There are also “educated speculations” based upon years of toponymic fieldwork and experience for certain things and names where intensive research and scores of interviews yielded no results or conflicting results, he said.
“Additionally, I have — I am convinced — unraveled the mysteries of the historical inlet situation in the Roanoke Island area as well as the historical inlet situation along the entire Outer Banks, which does appear conflicted in many sources. My rendition is based upon careful, detailed examination of all maps published in the area since 1585.”
This is not Payne’s first publication on Outer Banks place names.
In 1985, he published “Place Names of the Outer Banks.” Payne explained that when he determined that there was interest in the topic, he decided to publish his work.
“There are numerous place names books published, but since there was no such book of the Outer Banks, I decided in my spare time then, between working and family duties, to gather my notes and publish,” he said.
“The 1985 version is woefully deficient and obviously well out of date. Further, in the seven-year period preparing that version one had to actually visit individual facilities and actually examine each source since it was prior to full internet capability and the onslaught of digitizing everything,” he said.
The 1985 edition was adequate at the time, he continued, but with the advent of digitizing historical and other maps, as well as the availability of primary and other documents online, he said he was able to enhance the information culminating in this gazetteer.
“Specifically, the various myths of naming by folk etymology have been dispelled with the researched and documented actual reason and meaning for the names. This version contains over 4,000 entries, four times the number of the 1985 version, and everything is cross-referenced to a bibliographic citation in this volume,” he told Coastal Review about the 2021 edition.
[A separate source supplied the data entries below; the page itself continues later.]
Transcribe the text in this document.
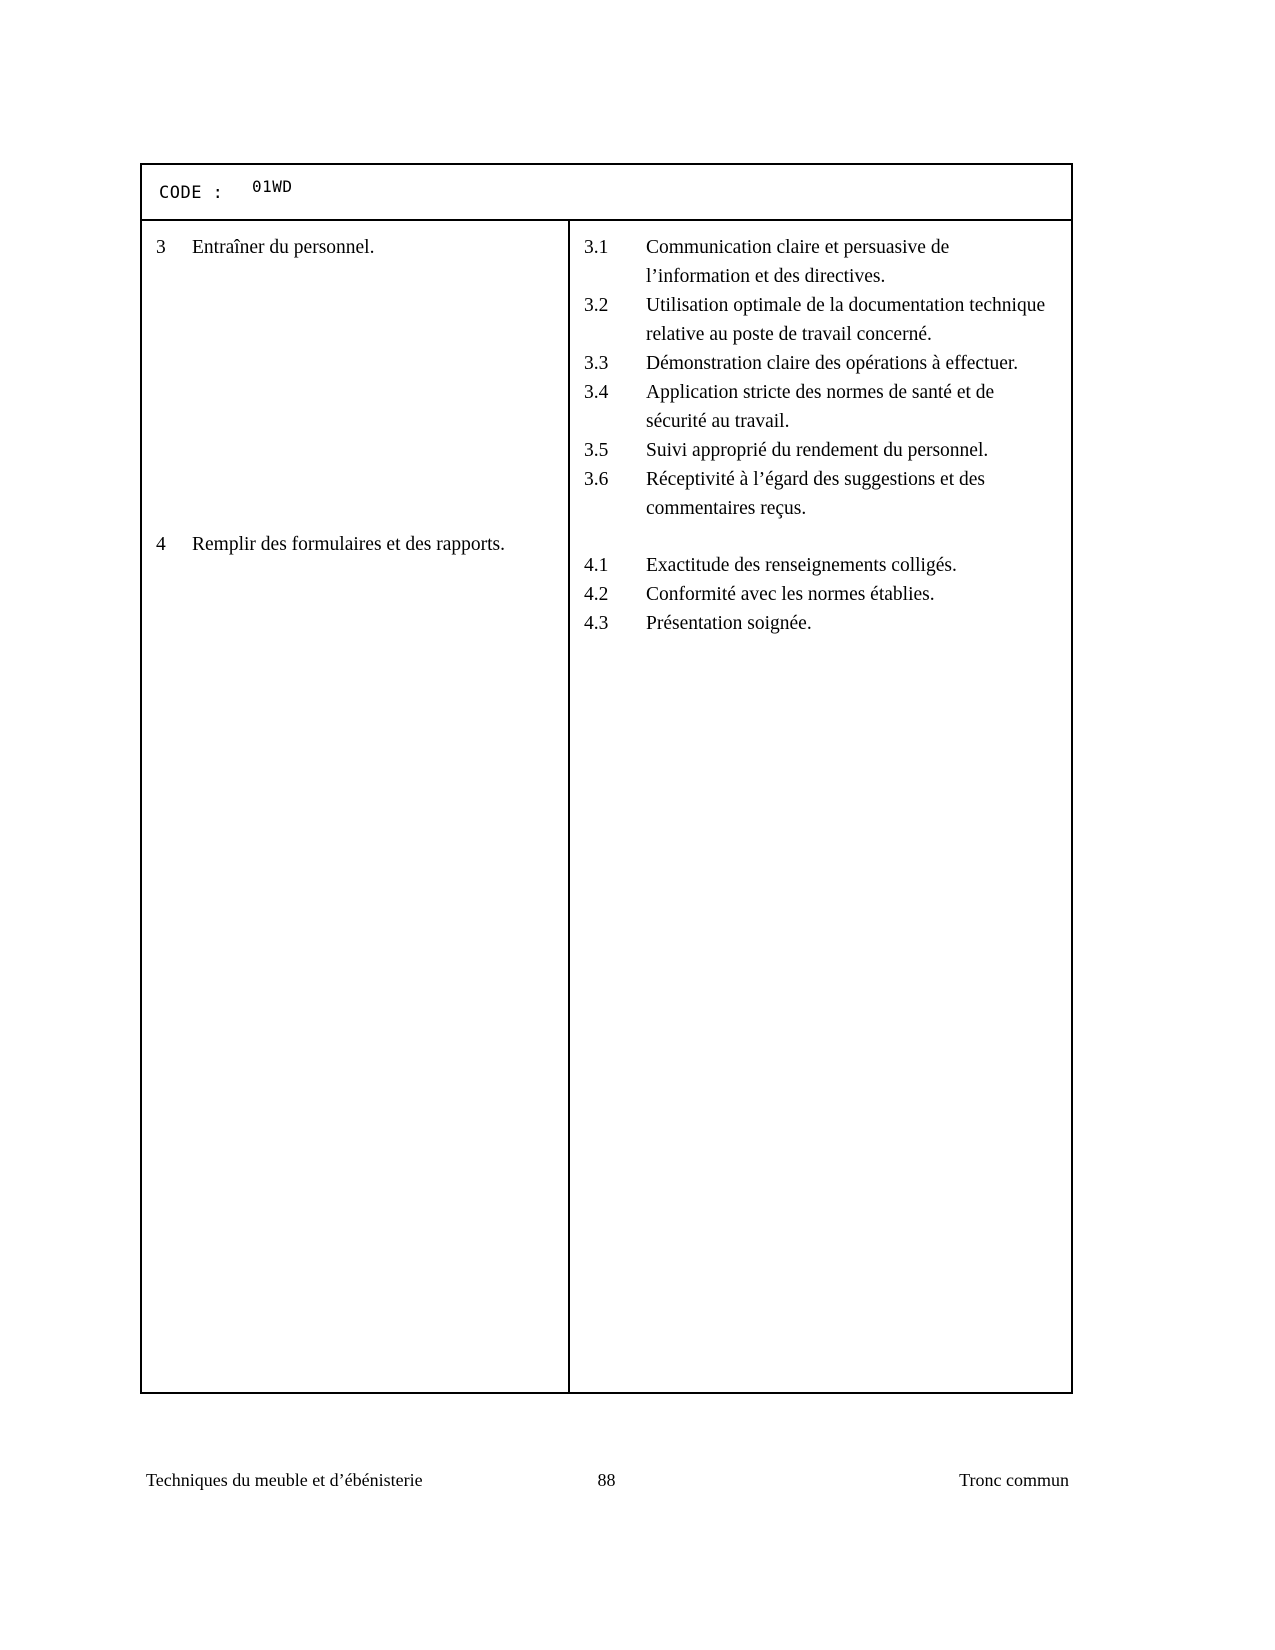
CODE : 01WD
3	Entraîner du personnel.
4	Remplir des formulaires et des rapports.
3.1	Communication claire et persuasive de l’information et des directives.
3.2	Utilisation optimale de la documentation technique relative au poste de travail concerné.
3.3	Démonstration claire des opérations à effectuer.
3.4	Application stricte des normes de santé et de sécurité au travail.
3.5	Suivi approprié du rendement du personnel.
3.6	Réceptivité à l’égard des suggestions et des commentaires reçus.
4.1	Exactitude des renseignements colligés.
4.2	Conformité avec les normes établies.
4.3	Présentation soignée.
Techniques du meuble et d’ébénisterie	88	Tronc commun
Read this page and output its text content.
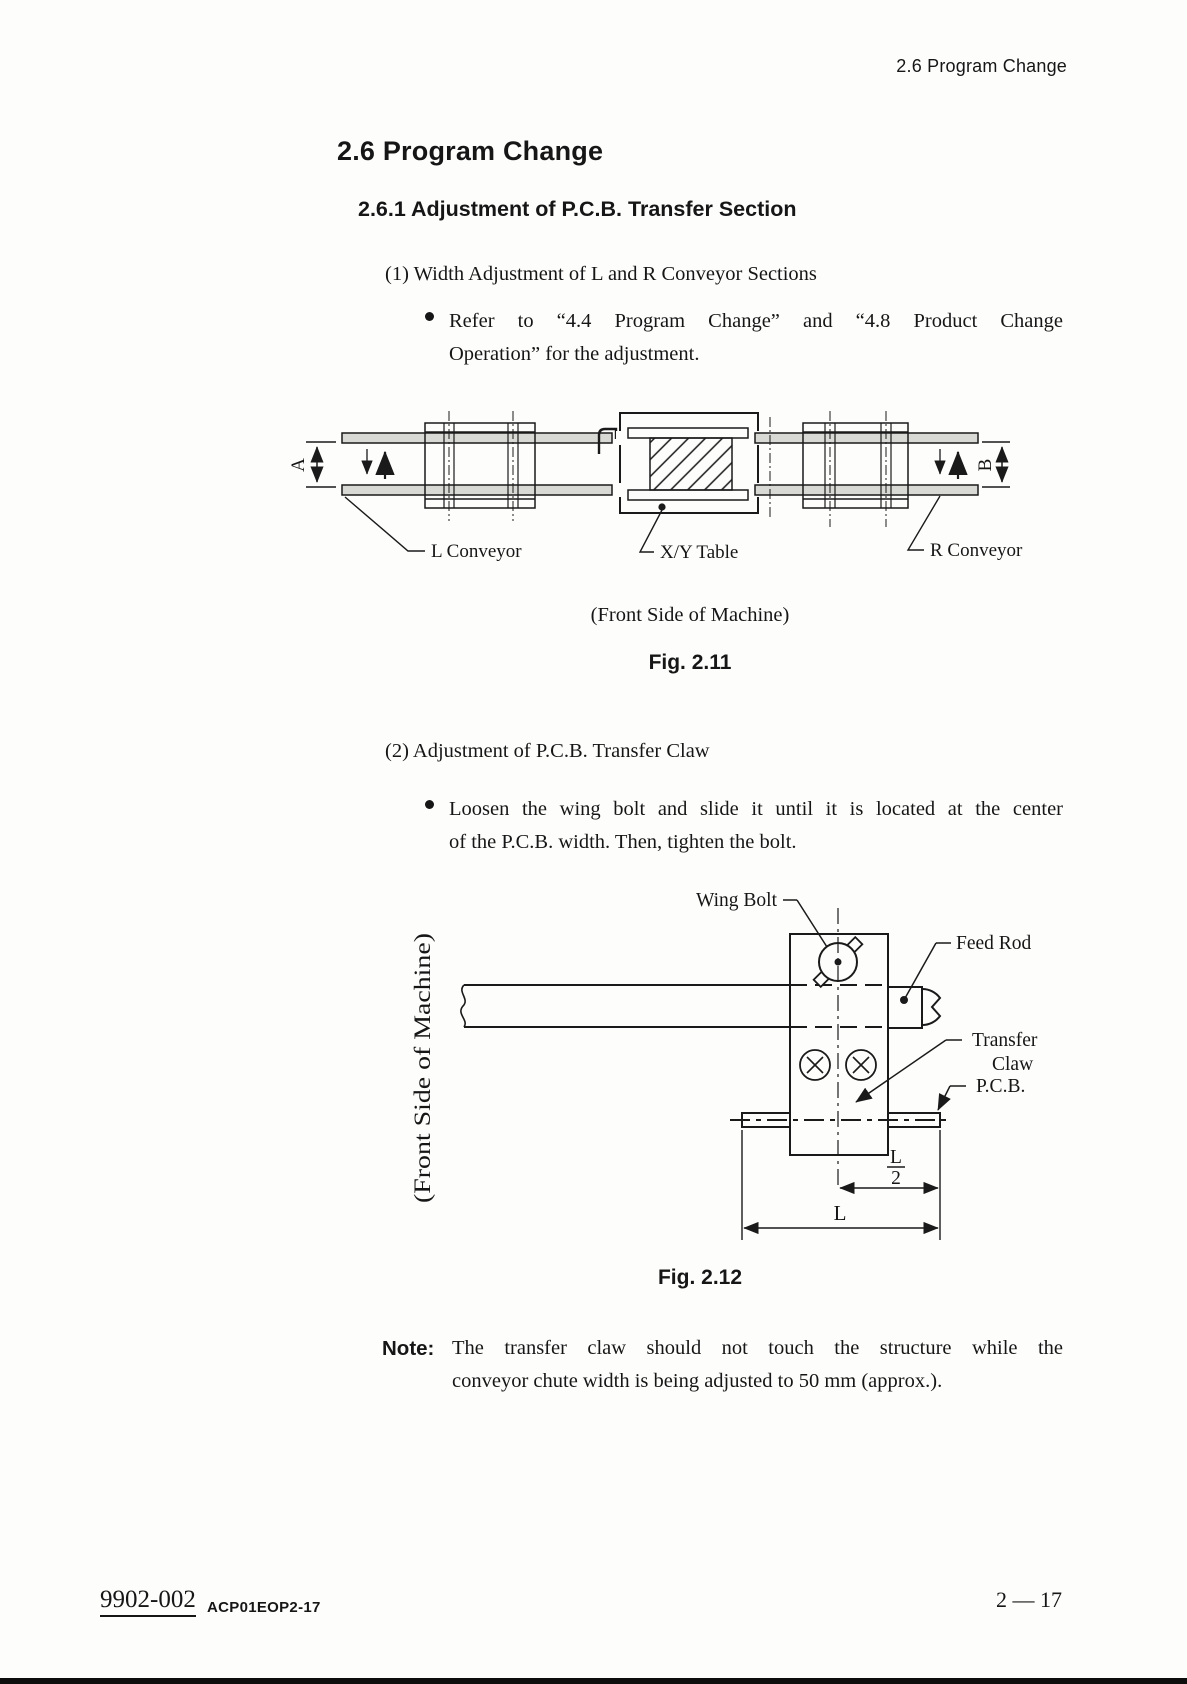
2.6 Program Change
2.6 Program Change
2.6.1 Adjustment of P.C.B. Transfer Section
(1) Width Adjustment of L and R Conveyor Sections
Refer to “4.4 Program Change” and “4.8 Product Change
Operation” for the adjustment.
A	B
L Conveyor	X/Y Table	R Conveyor
(Front Side of Machine)
Fig. 2.11
(2) Adjustment of P.C.B. Transfer Claw
Loosen the wing bolt and slide it until it is located at the center
of the P.C.B. width. Then, tighten the bolt.
Wing Bolt
Feed Rod
Transfer
Claw
P.C.B.
L
2
L
(Front Side of Machine)
Fig. 2.12
Note: The transfer claw should not touch the structure while the
conveyor chute width is being adjusted to 50 mm (approx.).
9902-002 ACP01EOP2-17	2 — 17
Payne retired from the USGS in 2006, but two weeks later he was rehired by the same office to manage database transitions, monitor two websites as well as to respond to inquiries. “I responded to over 15,000 such inquiries from 2006 to 2012,” he said.
After 2012, he continued as a volunteer, managing and monitoring the United States’ geographic names program for Antarctica. After 2013, he said he was able to focus his studying Outer Banks Place names.
“It was, in my opinion, well worth the effort since there are more than 4,000 entries for the new version over the 1,000 in the 1985 version and the latest version corrects numerous and varied errors and lack of information because of lack of resources,” Payne said. “Unlike 1985, this version contains a ‘selected’ bibliography as well as each name cross-referenced to the source. I have provided true and documented name origins for almost every name along with all known stories, legends, and whatnot, which of course I think makes very interesting reading.”
And Oregon Inlet, by the way, which opened during a hurricane in 1846, is named after the first vessel to pass through it, the side-wheeler Oregon.